We can think here, too, of the passage in Luke’s Gospel where Jesus says, “What father among you would hand his son a snake when he asks for a fish? Or hand him a scorpion when he asks for an egg? If you then … know how to give good gifts to your children, how much more will the Father in heaven give the holy Spirit to those who ask him” (Luke 11:11-13). The fact is, sometimes we ask God for the “snake” or the “scorpion” but, thankfully, he knows better than to give us exactly what we ask for.
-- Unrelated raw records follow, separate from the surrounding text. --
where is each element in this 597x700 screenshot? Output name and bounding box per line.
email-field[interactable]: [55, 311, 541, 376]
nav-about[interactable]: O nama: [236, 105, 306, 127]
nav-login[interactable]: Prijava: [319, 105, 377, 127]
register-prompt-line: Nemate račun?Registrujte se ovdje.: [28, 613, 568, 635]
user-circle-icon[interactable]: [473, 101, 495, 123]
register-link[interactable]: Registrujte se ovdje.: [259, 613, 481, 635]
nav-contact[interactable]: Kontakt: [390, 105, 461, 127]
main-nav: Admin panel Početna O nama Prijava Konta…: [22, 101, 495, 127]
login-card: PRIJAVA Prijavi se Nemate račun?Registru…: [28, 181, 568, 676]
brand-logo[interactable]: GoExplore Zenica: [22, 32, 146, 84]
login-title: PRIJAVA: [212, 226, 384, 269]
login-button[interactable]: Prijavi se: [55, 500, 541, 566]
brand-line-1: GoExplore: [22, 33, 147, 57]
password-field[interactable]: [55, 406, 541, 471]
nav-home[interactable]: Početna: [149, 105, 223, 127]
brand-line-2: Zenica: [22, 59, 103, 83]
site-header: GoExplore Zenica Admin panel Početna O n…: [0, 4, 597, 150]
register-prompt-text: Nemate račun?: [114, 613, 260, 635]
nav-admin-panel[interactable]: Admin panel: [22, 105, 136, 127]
In one of his letters, St. Augustine writes, “Why [God] should ask us to pray, when he knows what we need before we ask him, may perplex us if we do not realize that our Lord and God does not want to know what we want (for he cannot fail to know it) but wants us rather to exercise our desire through our prayers, so that we may be able to receive what he is preparing to give us.” In his commentary on one of the psalms St. Augustine writes, “For the desire of your heart is itself your prayer.”

How might we apply this to those seemingly “unused” prayers for our beloved dead or for those prayers that are “unanswered,” at least in the way we might wish? These prayers still “exercise our desire.” They grow our trust in God and expand the heart. They are still acts of love. If nothing else, they change us and draw us closer to God.

Since we are playing, I wonder if those we pray for who are already in heaven might have some say in how those “extra” prayers and graces are applied. Maybe for other family members or for those who have no one to pray for them, those most in need of our prayers, those just on the threshold of heaven and those “last in line.” As with so many things, I guess we’ll find out when we get there.